Mir ist wichtig, dass die Teilnehmenden meiner Workshops viel Anlass zu Austausch, Diskussion, Arbeit in Kleingruppen, Peer-Feedback und Selbstreflektion haben. Entsprechend liegt mein methodischer Schwerpunkt auf der Interaktion der Teilnehmenden untereinander und mit mir als Trainerin. Höchstens 25% meiner Trainings bestehen aus klassischem Trainerinnen-Input, also der Vermittlung von Inhalten in Form von Präsentationen.

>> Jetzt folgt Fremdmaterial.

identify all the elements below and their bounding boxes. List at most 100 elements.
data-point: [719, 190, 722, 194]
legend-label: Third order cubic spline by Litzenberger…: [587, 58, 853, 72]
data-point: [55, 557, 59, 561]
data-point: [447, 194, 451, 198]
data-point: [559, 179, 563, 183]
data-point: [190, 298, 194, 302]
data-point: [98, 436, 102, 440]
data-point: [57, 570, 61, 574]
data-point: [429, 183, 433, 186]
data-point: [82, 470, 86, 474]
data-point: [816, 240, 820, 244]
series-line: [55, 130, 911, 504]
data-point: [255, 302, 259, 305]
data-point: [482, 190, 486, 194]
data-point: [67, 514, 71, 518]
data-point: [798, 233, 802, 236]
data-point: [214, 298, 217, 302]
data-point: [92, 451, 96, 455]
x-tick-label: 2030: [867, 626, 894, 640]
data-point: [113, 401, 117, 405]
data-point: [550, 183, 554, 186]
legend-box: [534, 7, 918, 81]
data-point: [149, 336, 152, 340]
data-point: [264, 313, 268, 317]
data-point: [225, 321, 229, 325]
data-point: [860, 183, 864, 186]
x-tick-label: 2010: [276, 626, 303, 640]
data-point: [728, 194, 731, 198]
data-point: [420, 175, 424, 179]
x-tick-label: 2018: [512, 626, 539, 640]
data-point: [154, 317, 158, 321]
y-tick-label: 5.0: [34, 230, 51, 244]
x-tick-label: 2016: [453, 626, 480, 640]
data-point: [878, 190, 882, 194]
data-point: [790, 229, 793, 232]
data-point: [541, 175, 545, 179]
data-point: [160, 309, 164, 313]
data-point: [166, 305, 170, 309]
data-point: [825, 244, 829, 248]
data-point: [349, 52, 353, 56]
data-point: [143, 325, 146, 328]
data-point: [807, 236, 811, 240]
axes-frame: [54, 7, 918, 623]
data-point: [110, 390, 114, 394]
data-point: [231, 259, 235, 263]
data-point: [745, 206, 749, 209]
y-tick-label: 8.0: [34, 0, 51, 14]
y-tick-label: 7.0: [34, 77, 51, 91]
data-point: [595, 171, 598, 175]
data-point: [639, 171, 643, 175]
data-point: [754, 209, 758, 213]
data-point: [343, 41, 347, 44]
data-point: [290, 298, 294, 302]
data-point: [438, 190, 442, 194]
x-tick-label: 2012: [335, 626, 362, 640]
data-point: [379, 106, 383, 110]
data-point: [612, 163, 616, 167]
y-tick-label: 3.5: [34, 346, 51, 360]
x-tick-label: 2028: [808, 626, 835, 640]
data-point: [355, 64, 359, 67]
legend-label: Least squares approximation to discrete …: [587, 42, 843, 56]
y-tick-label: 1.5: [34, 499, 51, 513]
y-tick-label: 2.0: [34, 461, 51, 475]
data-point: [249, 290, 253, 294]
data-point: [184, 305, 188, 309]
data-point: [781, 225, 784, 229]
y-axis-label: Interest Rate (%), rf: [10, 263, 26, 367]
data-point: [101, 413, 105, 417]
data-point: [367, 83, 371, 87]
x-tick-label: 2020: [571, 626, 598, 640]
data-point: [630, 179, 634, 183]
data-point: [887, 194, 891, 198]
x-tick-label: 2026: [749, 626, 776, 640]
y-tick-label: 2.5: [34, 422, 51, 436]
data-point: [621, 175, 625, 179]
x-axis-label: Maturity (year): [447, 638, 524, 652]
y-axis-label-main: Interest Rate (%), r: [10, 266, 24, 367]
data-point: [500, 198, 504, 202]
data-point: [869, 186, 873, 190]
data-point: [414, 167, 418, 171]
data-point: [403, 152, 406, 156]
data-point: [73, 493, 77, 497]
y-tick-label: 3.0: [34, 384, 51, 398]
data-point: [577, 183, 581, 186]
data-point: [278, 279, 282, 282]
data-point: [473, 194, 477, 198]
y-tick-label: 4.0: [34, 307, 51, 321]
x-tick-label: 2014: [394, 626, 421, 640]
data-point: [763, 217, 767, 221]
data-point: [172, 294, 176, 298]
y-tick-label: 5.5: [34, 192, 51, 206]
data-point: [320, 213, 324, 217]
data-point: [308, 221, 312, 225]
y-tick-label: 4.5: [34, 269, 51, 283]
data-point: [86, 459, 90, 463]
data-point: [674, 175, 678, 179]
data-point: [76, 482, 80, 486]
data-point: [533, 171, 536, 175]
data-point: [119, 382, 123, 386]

Methodische Elemente in meinen Bewerbungs- und Interviewtrainings können sein: 

  • Trainerinnen- und Peerfeedback auf die im Training oder zuvor erstellten Bewerbungsunterlagen, sowie auf die Wirkung in Interviewsimulationen
  • Lernen an (z.T. anonymisierten) echten Beispiel-Lebensläufen und Anschreiben, passend zum jeweiligen Fächerhintergrund der Teilnehmenden
  • Target Job Deconstruction – eine analytische Herangehensweise, die Martin Yates in seinem Buch beschreibt, mit der die „Sprache“ des zukünftigen Berufsfeldes erlernt wird, um die eigenen zur Stelle passenden Fähigkeiten dem Arbeitgeber verständlich aufzeigen zu können
  • Videofeedback
  • Selbstpräsentation vorbereiten und üben (mit Feedback)
  • Information und Austausch zu Gehaltsverhandlungen

FEEDBACK FRÜHERER TEILNEHMER*INNEN

I met Ulrike during her postdoctoral workshop “discovering career paths beyond academia”. She skilfully applied design thinking methods, psychological tests, group, and individual work to help us explore the first steps into non-academic careers. My two days with Ulrike were full of learnings, and energising at the same time. I then contacted Ulrike to help me prepare a stellar cover letter for a job in a completely different industry. With Ulrike’s knowledge, and swift feedback my cover letter improved immensely. She also drew my attention back to my transferable skills, every time I focussed on my “transition gap”. Thank you! In short, I was invited for an interview and got the job.

Antje - Postdoc in Ornithology

Now: Project Manager Early Childhood Education at Bertelsmann Foundation, Max-Planck-Society, On-site in Magdeburg

I liked the optimistic and constructive atmosphere during the workshop. The structure (3 days held at two-week intervals) was helpful and allowed for covering a wide range of topics that Ulrike prepared on demand from the group: self-presentation skills, interview training as well as strategies for career orientation. I particularly liked the variety of exercises and discussion formats. Very professional and helpful! Thank you!

Johnny - PhD in Sociology

Dahlem Research School | On-site in Berlin

Your workshop was really helpful and a very good opportunity to look back in myself, share opinions with people on similar career tracks, while having diverse backgrounds. It was a nice and new experience for me.